Thursday, April 17, 2008

America's Most Wanted Go Long, Deep in 47-18 Rout of Rescue! 911

by Handsome Ink

Relying on tipped catches, one-handed grabs, and a 28-minute, 43-yard completion to Adam Tokarz, America's Most Wanted captured a dominating victory Wednesday afternoon at Joe Lauducci ACL Memorial Stadium in Norwood.

Team captain and ambassador to all that is good and holy Matt Moore paced AMW with more than a dozen catches and a stellar stint at safety on defense, earning MVP honors and forgiveness for naming the teams after what surely is some retarded wrestling reference. He caught the game's opening touchdown on a 4,637-yard bomb by Father Scott Priest. The pass, clocked at 569 miles per hour and producing 12 billion joules of energy, was said to have disrupted radar signals at Logan Airport and produced a sonic boom that struck a 400-mile-wide crater in one of Jupiter's moons. But that was said by Priest, so, you know, take it for what it is.
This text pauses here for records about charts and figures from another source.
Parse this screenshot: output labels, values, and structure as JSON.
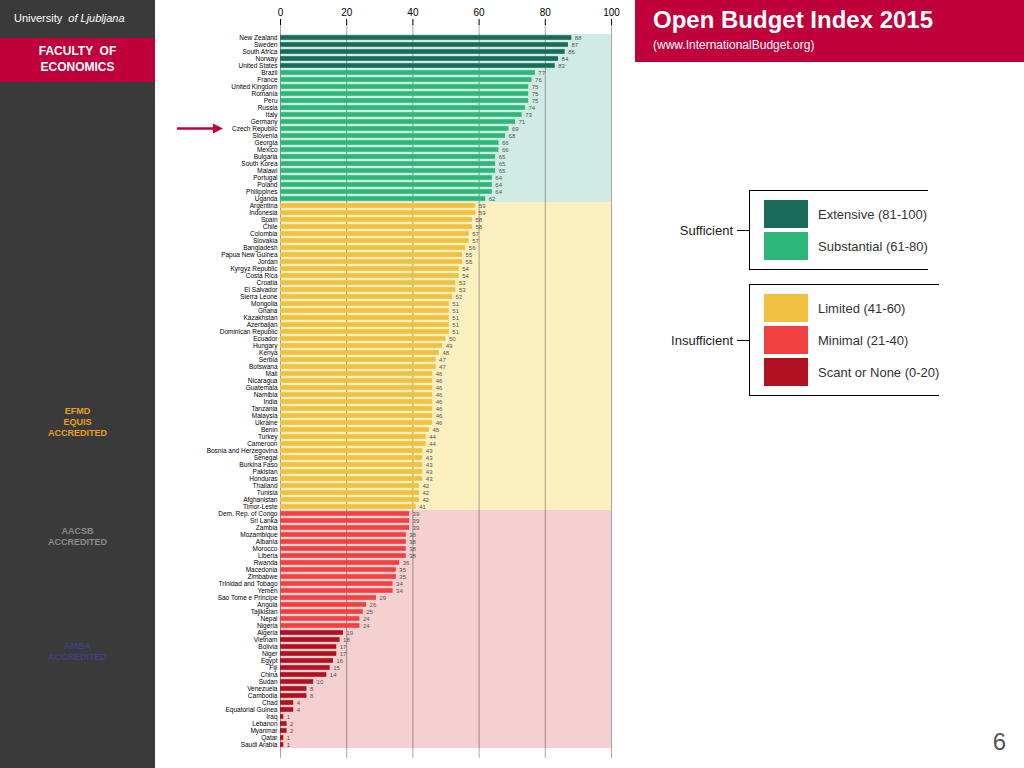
{
  "chart_data": {
    "type": "bar",
    "orientation": "horizontal",
    "title": "Open Budget Index 2015",
    "subtitle": "(www.InternationalBudget.org)",
    "categories": [
      "New Zealand",
      "Sweden",
      "South Africa",
      "Norway",
      "United States",
      "Brazil",
      "France",
      "United Kingdom",
      "Romania",
      "Peru",
      "Russia",
      "Italy",
      "Germany",
      "Czech Republic",
      "Slovenia",
      "Georgia",
      "Mexico",
      "Bulgaria",
      "South Korea",
      "Malawi",
      "Portugal",
      "Poland",
      "Philippines",
      "Uganda",
      "Argentina",
      "Indonesia",
      "Spain",
      "Chile",
      "Colombia",
      "Slovakia",
      "Bangladesh",
      "Papua New Guinea",
      "Jordan",
      "Kyrgyz Republic",
      "Costa Rica",
      "Croatia",
      "El Salvador",
      "Sierra Leone",
      "Mongolia",
      "Ghana",
      "Kazakhstan",
      "Azerbaijan",
      "Dominican Republic",
      "Ecuador",
      "Hungary",
      "Kenya",
      "Serbia",
      "Botswana",
      "Mali",
      "Nicaragua",
      "Guatemala",
      "Namibia",
      "India",
      "Tanzania",
      "Malaysia",
      "Ukraine",
      "Benin",
      "Turkey",
      "Cameroon",
      "Bosnia and Herzegovina",
      "Senegal",
      "Burkina Faso",
      "Pakistan",
      "Honduras",
      "Thailand",
      "Tunisia",
      "Afghanistan",
      "Timor-Leste",
      "Dem. Rep. of Congo",
      "Sri Lanka",
      "Zambia",
      "Mozambique",
      "Albania",
      "Morocco",
      "Liberia",
      "Rwanda",
      "Macedonia",
      "Zimbabwe",
      "Trinidad and Tobago",
      "Yemen",
      "Sao Tome e Principe",
      "Angola",
      "Tajikistan",
      "Nepal",
      "Nigeria",
      "Algeria",
      "Vietnam",
      "Bolivia",
      "Niger",
      "Egypt",
      "Fiji",
      "China",
      "Sudan",
      "Venezuela",
      "Cambodia",
      "Chad",
      "Equatorial Guinea",
      "Iraq",
      "Lebanon",
      "Myanmar",
      "Qatar",
      "Saudi Arabia"
    ],
    "values": [
      88,
      87,
      86,
      84,
      83,
      77,
      76,
      75,
      75,
      75,
      74,
      73,
      71,
      69,
      68,
      66,
      66,
      65,
      65,
      65,
      64,
      64,
      64,
      62,
      59,
      59,
      58,
      58,
      57,
      57,
      56,
      55,
      55,
      54,
      54,
      53,
      53,
      52,
      51,
      51,
      51,
      51,
      51,
      50,
      49,
      48,
      47,
      47,
      46,
      46,
      46,
      46,
      46,
      46,
      46,
      46,
      45,
      44,
      44,
      43,
      43,
      43,
      43,
      43,
      42,
      42,
      42,
      41,
      39,
      39,
      39,
      38,
      38,
      38,
      38,
      36,
      35,
      35,
      34,
      34,
      29,
      26,
      25,
      24,
      24,
      19,
      18,
      17,
      17,
      16,
      15,
      14,
      10,
      8,
      8,
      4,
      4,
      1,
      2,
      2,
      1,
      1
    ],
    "colors": [
      "#1a6b5a",
      "#1a6b5a",
      "#1a6b5a",
      "#1a6b5a",
      "#1a6b5a",
      "#2db87a",
      "#2db87a",
      "#2db87a",
      "#2db87a",
      "#2db87a",
      "#2db87a",
      "#2db87a",
      "#2db87a",
      "#2db87a",
      "#2db87a",
      "#2db87a",
      "#2db87a",
      "#2db87a",
      "#2db87a",
      "#2db87a",
      "#2db87a",
      "#2db87a",
      "#2db87a",
      "#2db87a",
      "#f0c040",
      "#f0c040",
      "#f0c040",
      "#f0c040",
      "#f0c040",
      "#f0c040",
      "#f0c040",
      "#f0c040",
      "#f0c040",
      "#f0c040",
      "#f0c040",
      "#f0c040",
      "#f0c040",
      "#f0c040",
      "#f0c040",
      "#f0c040",
      "#f0c040",
      "#f0c040",
      "#f0c040",
      "#f0c040",
      "#f0c040",
      "#f0c040",
      "#f0c040",
      "#f0c040",
      "#f0c040",
      "#f0c040",
      "#f0c040",
      "#f0c040",
      "#f0c040",
      "#f0c040",
      "#f0c040",
      "#f0c040",
      "#f0c040",
      "#f0c040",
      "#f0c040",
      "#f0c040",
      "#f0c040",
      "#f0c040",
      "#f0c040",
      "#f0c040",
      "#f0c040",
      "#f0c040",
      "#f0c040",
      "#f0c040",
      "#f04040",
      "#f04040",
      "#f04040",
      "#f04040",
      "#f04040",
      "#f04040",
      "#f04040",
      "#f04040",
      "#f04040",
      "#f04040",
      "#f04040",
      "#f04040",
      "#f04040",
      "#f04040",
      "#f04040",
      "#f04040",
      "#f04040",
      "#b01020",
      "#b01020",
      "#b01020",
      "#b01020",
      "#b01020",
      "#b01020",
      "#b01020",
      "#b01020",
      "#b01020",
      "#b01020",
      "#b01020",
      "#b01020",
      "#b01020",
      "#b01020",
      "#b01020",
      "#b01020",
      "#b01020"
    ],
    "xlim": [
      0,
      100
    ],
    "xticks": [
      0,
      20,
      40,
      60,
      80,
      100
    ],
    "grid": true,
    "data_labels": true,
    "legend": "right",
    "legend_entries": [
      {
        "name": "Extensive (81-100)",
        "color": "#1a6b5a"
      },
      {
        "name": "Substantial (61-80)",
        "color": "#2db87a"
      },
      {
        "name": "Limited (41-60)",
        "color": "#f0c040"
      },
      {
        "name": "Minimal (21-40)",
        "color": "#f04040"
      },
      {
        "name": "Scant or None (0-20)",
        "color": "#b01020"
      }
    ],
    "legend_groups": [
      {
        "label": "Sufficient",
        "entries": [
          "Extensive (81-100)",
          "Substantial (61-80)"
        ]
      },
      {
        "label": "Insufficient",
        "entries": [
          "Limited (41-60)",
          "Minimal (21-40)",
          "Scant or None (0-20)"
        ]
      }
    ],
    "bands": [
      {
        "from": "New Zealand",
        "to": "Uganda",
        "color": "#d0ebe4"
      },
      {
        "from": "Argentina",
        "to": "Timor-Leste",
        "color": "#fdf0c0"
      },
      {
        "from": "Dem. Rep. of Congo",
        "to": "Saudi Arabia",
        "color": "#f5d0d0"
      }
    ],
    "arrow": {
      "category": "Czech Republic",
      "color": "#c0003a"
    },
    "header_color": "#c0003a",
    "sidebar": {
      "color": "#3a3a3a",
      "header": [
        "University",
        "of Ljubljana"
      ],
      "banner": "FACULTY  OF\nECONOMICS",
      "accreditations": [
        {
          "text": "EFMD\nEQUIS\nACCREDITED",
          "color": "#e8a020"
        },
        {
          "text": "AACSB\nACCREDITED",
          "color": "#8a8a8a"
        },
        {
          "text": "AMBA\nACCREDITED",
          "color": "#404080"
        }
      ]
    },
    "page_number": "6"
  }
}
America's Most Wanted: Awesome former TNA tag team (James Storm, Chris Harris, and Gail Kim) AND retarded wrestling reference.

AMW clamped down on D and then quickly added two more scores; by the time Laura "the Gisele to Just Glaze's Tom Brady" Casasanto signaled the end of the first quarter it had the makings of a blowout with AMW up 19-0. But Nick "so this is how Redskins players feel, huh?" Fox would not be shut out, composuring his team to a TD to get on the scoreboard before the half.
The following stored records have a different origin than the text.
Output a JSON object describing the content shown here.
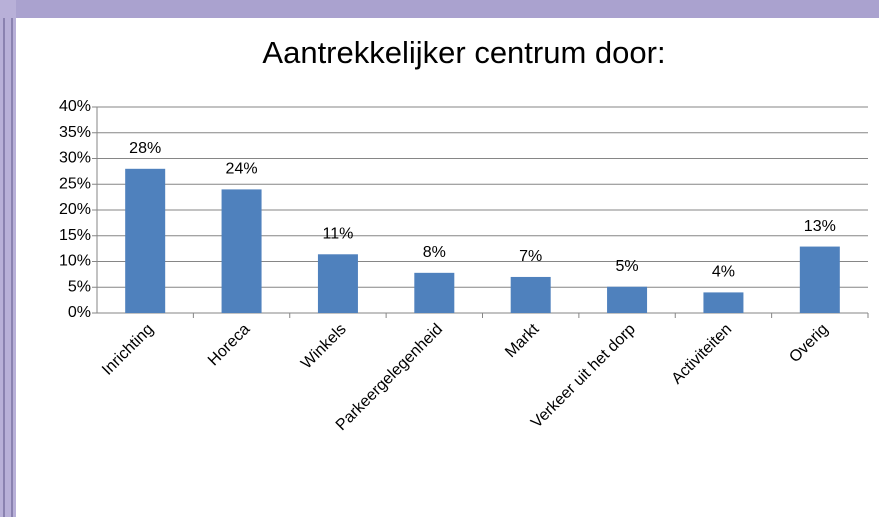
{
  "chart_data": {
    "type": "bar",
    "title": "Aantrekkelijker centrum door:",
    "categories": [
      "Inrichting",
      "Horeca",
      "Winkels",
      "Parkeergelegenheid",
      "Markt",
      "Verkeer uit het dorp",
      "Activiteiten",
      "Overig"
    ],
    "values": [
      28,
      24,
      11.4,
      7.8,
      7,
      5.1,
      4,
      12.9
    ],
    "value_labels": [
      "28%",
      "24%",
      "11%",
      "8%",
      "7%",
      "5%",
      "4%",
      "13%"
    ],
    "color": "#4f81bd",
    "ylim": [
      0,
      40
    ],
    "yticks": [
      {
        "value": 0,
        "label": "0%"
      },
      {
        "value": 5,
        "label": "5%"
      },
      {
        "value": 10,
        "label": "10%"
      },
      {
        "value": 15,
        "label": "15%"
      },
      {
        "value": 20,
        "label": "20%"
      },
      {
        "value": 25,
        "label": "25%"
      },
      {
        "value": 30,
        "label": "30%"
      },
      {
        "value": 35,
        "label": "35%"
      },
      {
        "value": 40,
        "label": "40%"
      }
    ],
    "grid": true
  }
}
The second half was marred by cute dogs and families of twelve crossing the field. Joanna "I half-assed the combine" Douillette managed to overcome her puppy love and haul in the longest touchdown of the day, a screen pass that turned into a 55-yard TD. Douillette promptly dropped the ball, hopped the nearest fence, stole a neighbor's dachsund, and bolted for the parking lot. She is unlikely to be heard from again.
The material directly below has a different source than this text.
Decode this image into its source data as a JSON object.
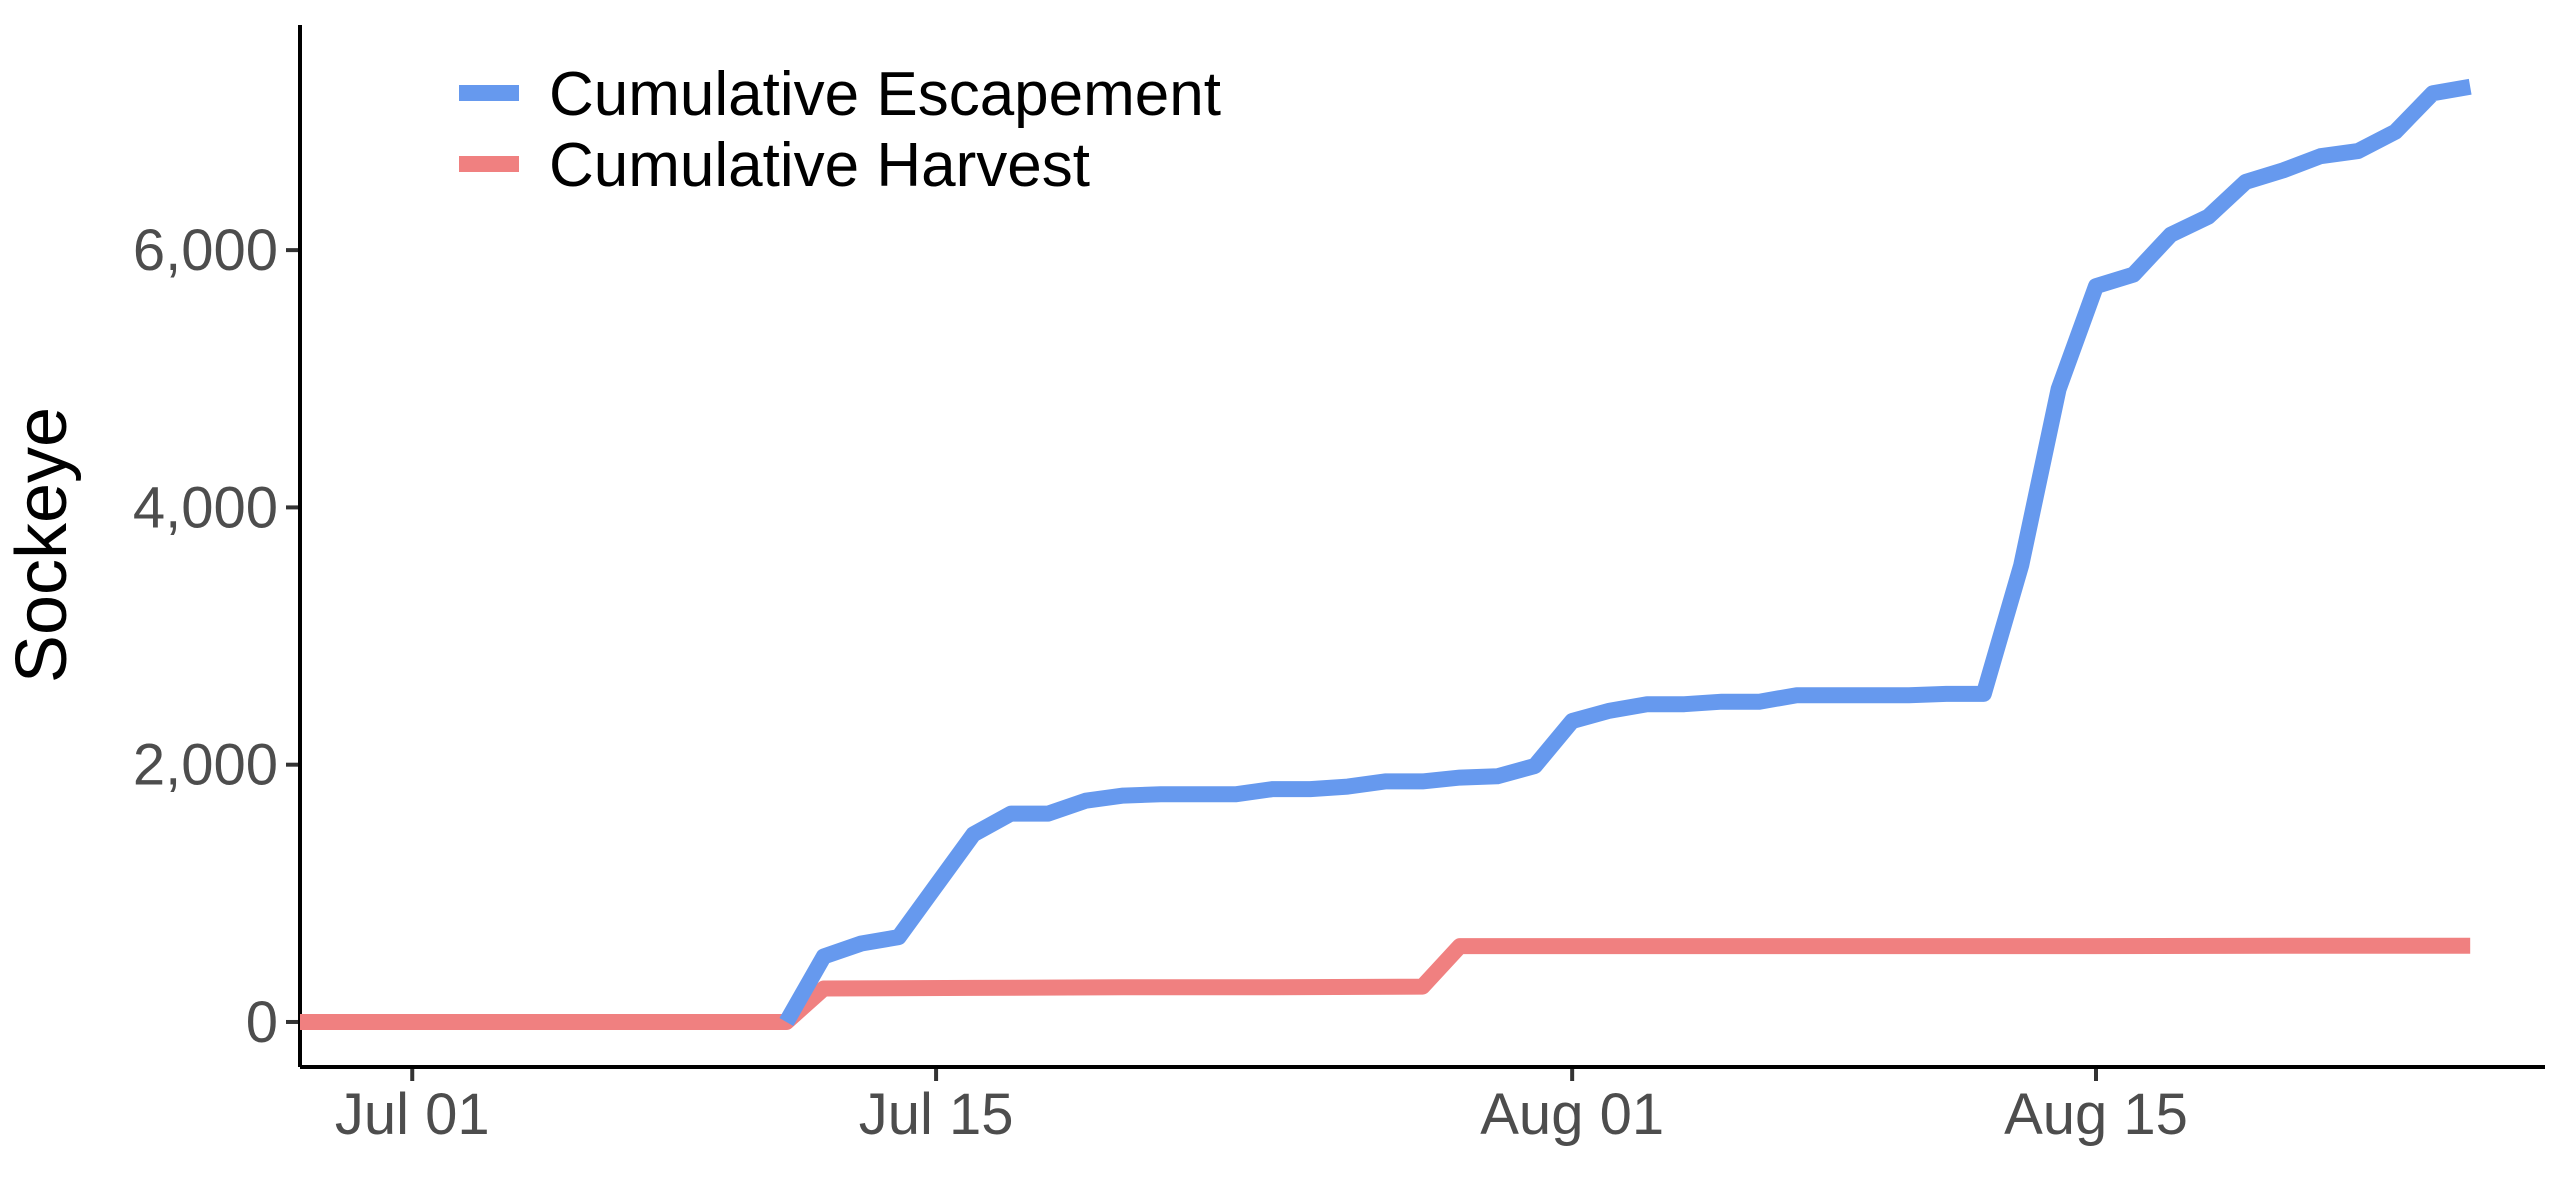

Douillette was flanked on the line by Moore, Adam, and Susie "Gooztastic" Harding, who prided herself on being a decoy and wearing University of Miami gear. We could not confirm whether this was Miami of Ohio or Florida at press time, but Wally Szczerbiak was seen loitering in the parking lot with his fingers crossed.

Sean "Badass Last Name" Warnock made the highlight play of the day with a one-handed grab across the middle that he turned into a first down. "I just do what I do, motherfuckers," the stoic Warnock was quoted as saying. Or rather, I imagined it. Warnock escaped many a quick tackle by planting his feet and reversing direction abruptly after catching passes. He has a 9:30 a.m. conference call with Joe Lauducci to discuss the merits of this method.

Rescue! 911 was led by newcomers Brandon "Remember ME?!?!?!?!" Mackenzie and Jason "Scott doesn't know me well enough so I am nicknameless" Henry, who took turns quarterbacking. Henry won the QB race, helming the position at the end of the game, but Mackenzie dismissed the competition by saying, "He just got my sloppy seconds, bro."

"Since Davin Wilfrid sucks, Jason may very well continue to be the second QB we use in WISFFL," said league co-chairman Fox. "He really spread it wide, and he was able to adjust based on penetration."

Steph "Diesel" Smith continued the bruising line play she demonstrated this winter, tearing past Douillette and being all up in the Padre's grill-piece on most AMW completions plays. She played as rough as everyone was comfortable with, without, you know, being weirded out. Without Eric Warner there to bodyslam her, she continued undeterred, grinding all through the game.

The AMW defense swallowed usual breakout player Sean Edwards, who even failed to get off a quality pop culture reference. Eleven female Dorchester residents confirmed that this was not the first time Edwards failed to get off.

"I couldn't shake all the 'that's what she said' jokes," said Edwards. "Everyone really psyched me out by making their own obvious jokes, I just couldn't join in on the fun."

AMW's defense -- a hybrid of the '08 Celtics, the '85 Bears, and a Venus fly trap -- put in one of the strongest performances in WISFFL history. "We have to credit Matt Moore and his incredible game plan," said the Padre, who registered a game-high nine incidental (as far as you know) crotch-grabs. (Hey, Lauren!)

Babydaddy Renda left the game early with a bruised ego motorcycle.

Lauren Bonneau provided a spark of offense to the Rescue! 911 cause, reeling in a couple of screen passes and scampering for YAC. Yes, scampering.

By the time it was all over, Cara Bradley's abacus read 47-18 and Alissa Nelson sent Ken Scott-Nelson a text message that read "U no ur my 2nd fvrte. Ill b w/ Scott 2nite, c u 2morrow."

AMW went hard for the entire hour and a half and, when everyone came together at the end, exclaimed in exultation.